One of the great things about the GJRA is its diversity. Already this week we’ve posted abstracts about copyright education, gender violence, and justice more broadly. Today’s paper shows further possibilities of graphic justice, where the act of storytelling becomes tied into the implementation of the law and the pursuit of cultural justice.
Here is the abstract for ‘The Journey To Complete The Work: Comics, storytelling and the law in the implementation of the Native American Graves Protection and Repatriation Act’, by Sonya Atalay (University of Massachusetts, Amherst), Jen Shannon (University of Colorado) and John G Swogger.

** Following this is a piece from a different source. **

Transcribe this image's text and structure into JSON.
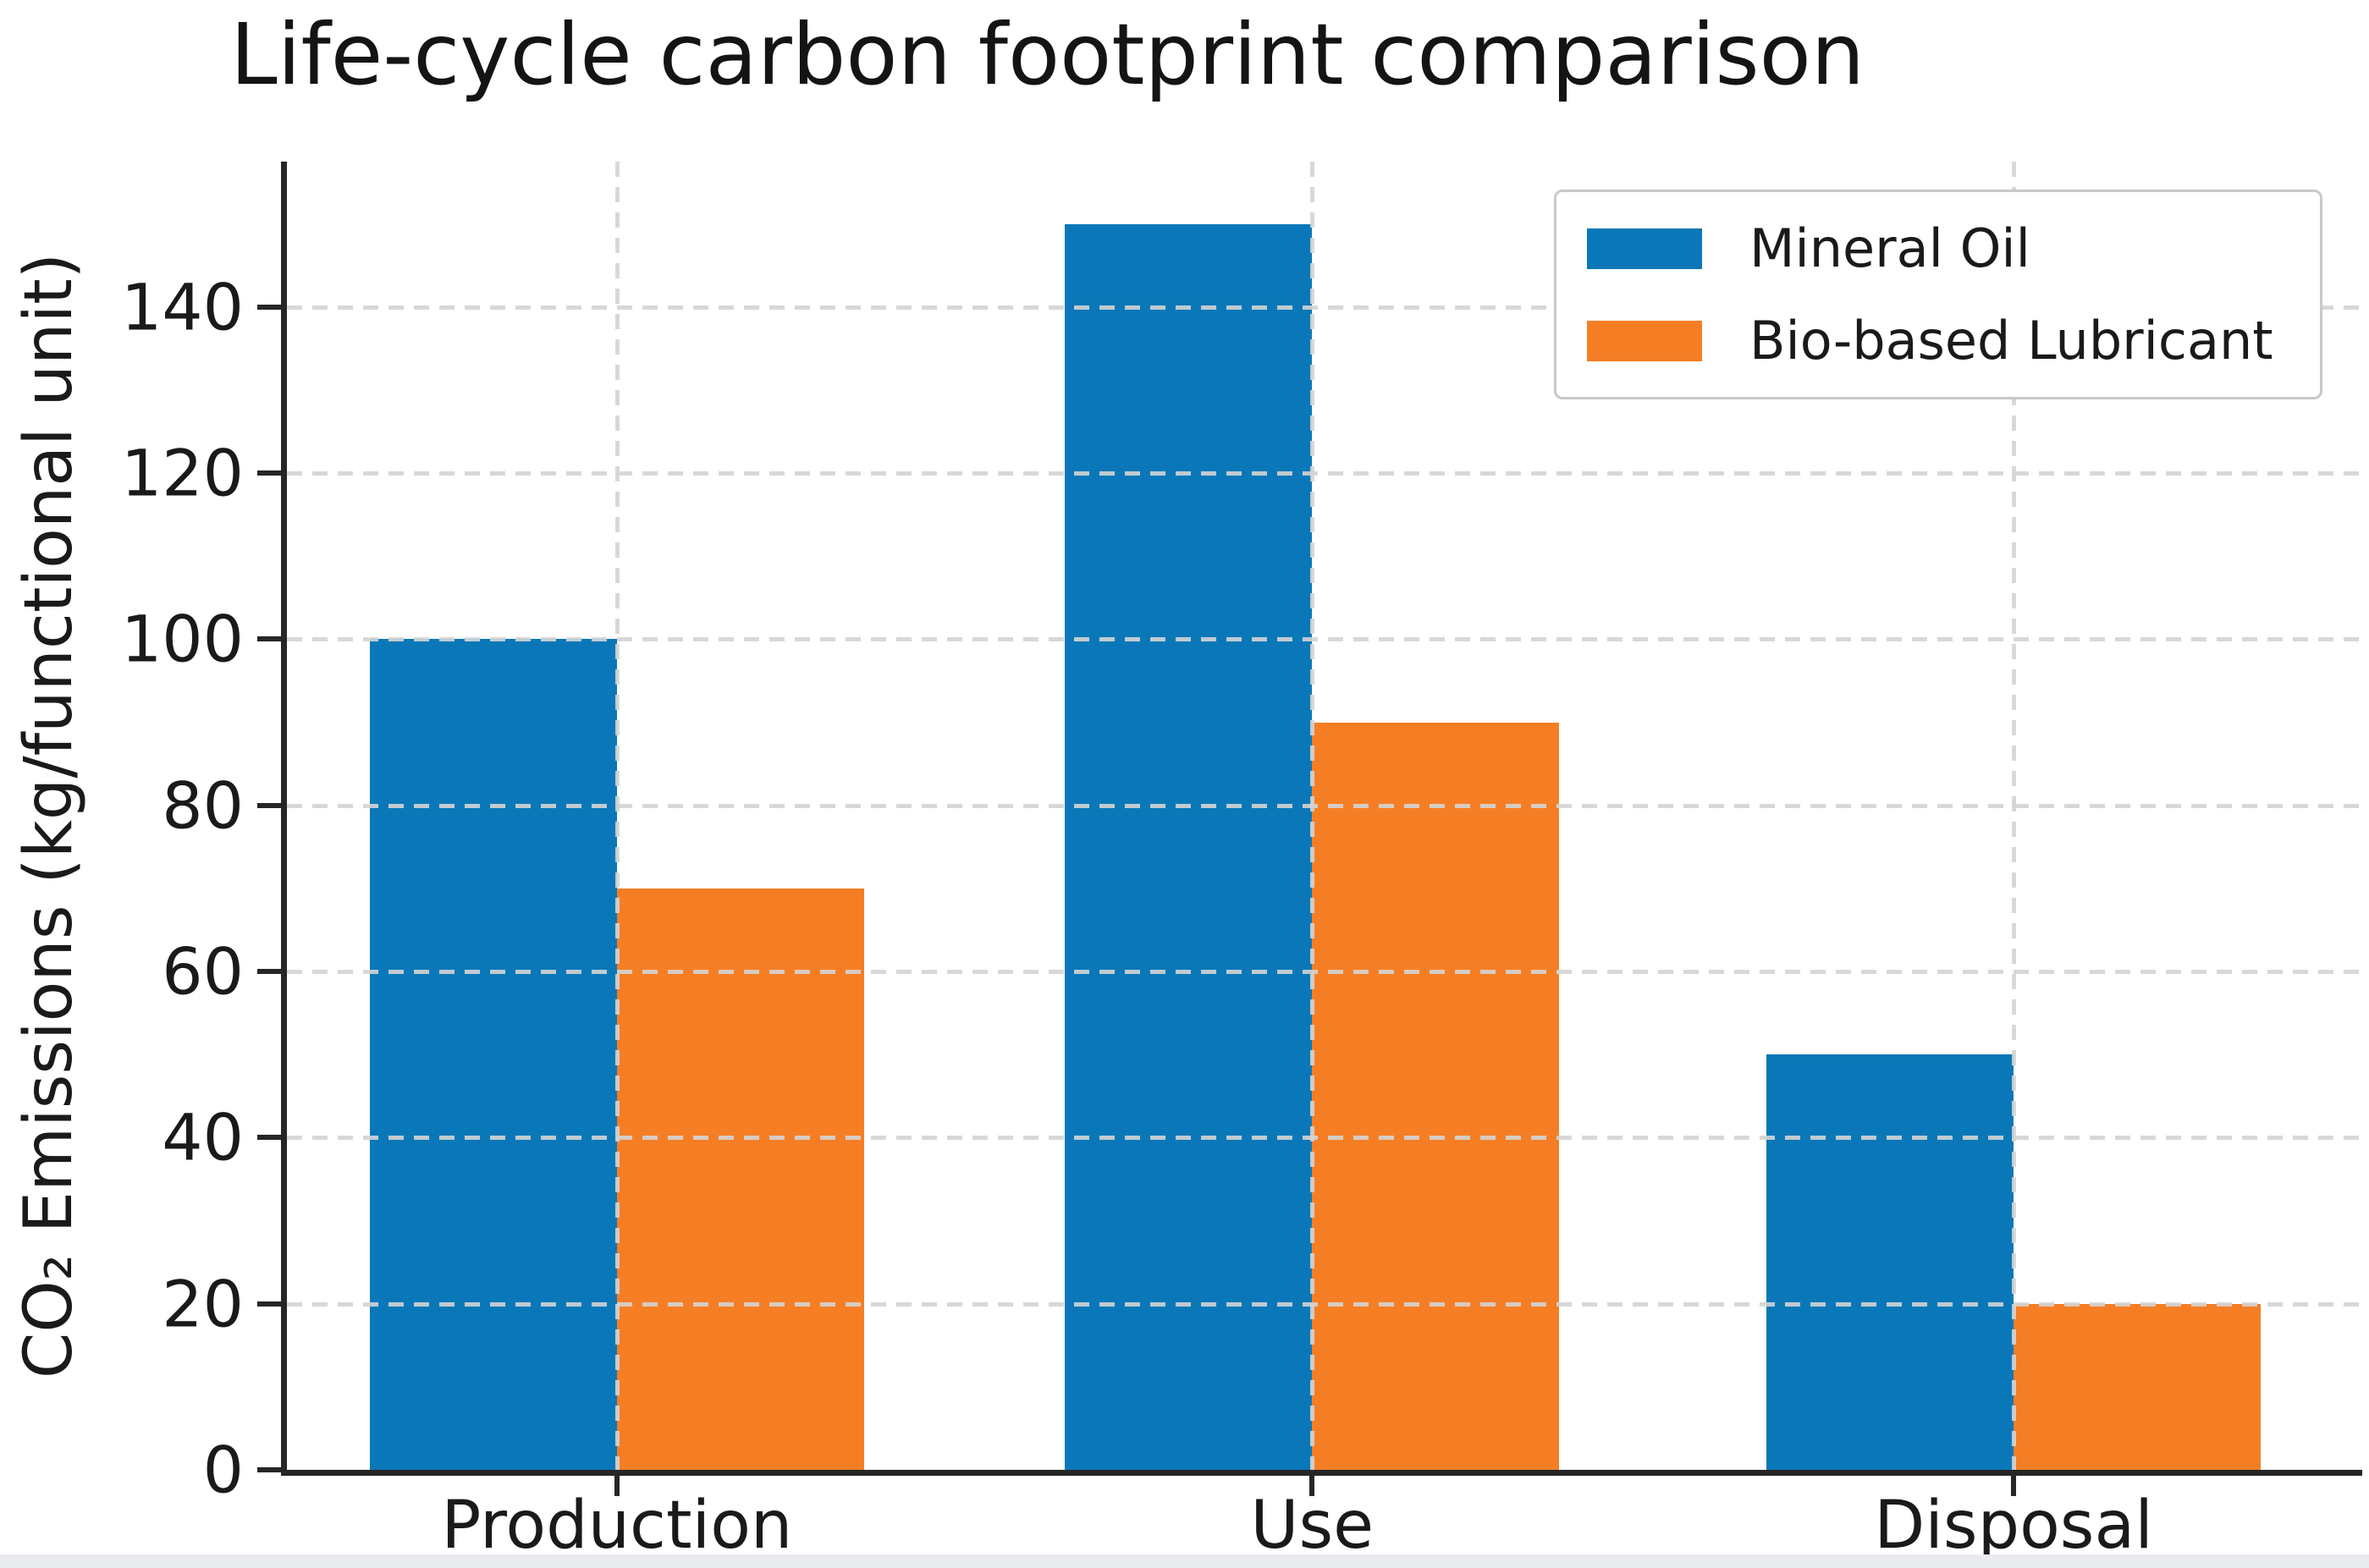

The Native American Graves Protection and Repatriation Act (NAGPRA – Pub. L. 101-601, 25 U.S.C. 3001 et seq., 104 Stat. 3048) is a United States federal law enacted in 1990, which aims to protect cultural material on federal and tribal lands, and imposes requirements on Federal Agencies and museums which receive federal funding to return such material – including human remains, funerary objects, sacred objects and objects of cultural patrimony – to Native peoples.
In practice, both tribes and museums have found both compliance with and implementation of NAGPRA law complex, contentious and challenging. Sometimes the process of repatriation is straight-forward, and sometimes it is not. In particular, the requirement under NAGPRA for indigenous knowledge in the form of oral histories to be afforded equal weight with archaeological or “scientific” forms of evidence have caused tension in implementation of the law.
Journeys To Complete The Work is a graphic work which combines information about the legal requirements and limits of NAGPRA with stories illustrating how the law has been applied during specific instances of repatriation. The aim of the comic is to provide tribes, museums and archaeologists with a point of reference that brings together the legal and personal sides of the issue. The comic’s use of storytelling as a form of information mirrors the use of testimony and oral history as forms of evidence within NAGPRA implementation.
The comic is to be published later this summer, and will be launched at the 2017 Indigenous Comic Con in New Mexico.
Biographies
Sonya Atalayis assistant Professor in the Anthropology Department at the University of Massachusetts, Amherst. Her work is in engaged (public) anthropology, focusing on research partnerships with indigenous and local communities. She works across the disciplinary boundaries of cultural anthropology, archaeology, heritage studies, and Native American & Indigenous studies.
Jen Shannonis Curator and Associate Professor of Cultural Anthropology at the University of Colorado Museum of Natural History. Her research focuses on collaborative practice and connecting tribes to museum collections through NAGPRA consultations, co-directed research projects and exhibits, digitizing tangible and intangible heritage, the development of online access to collections, and oral history projects.
John Swoggeris an archaeological illustrator who produces specialist technical illustrations for excavation and research projects, as well as reconstructions and visualizations of the past for museums and popular publications. Over the past decade he has increasingly used comics as a way to present archaeological information.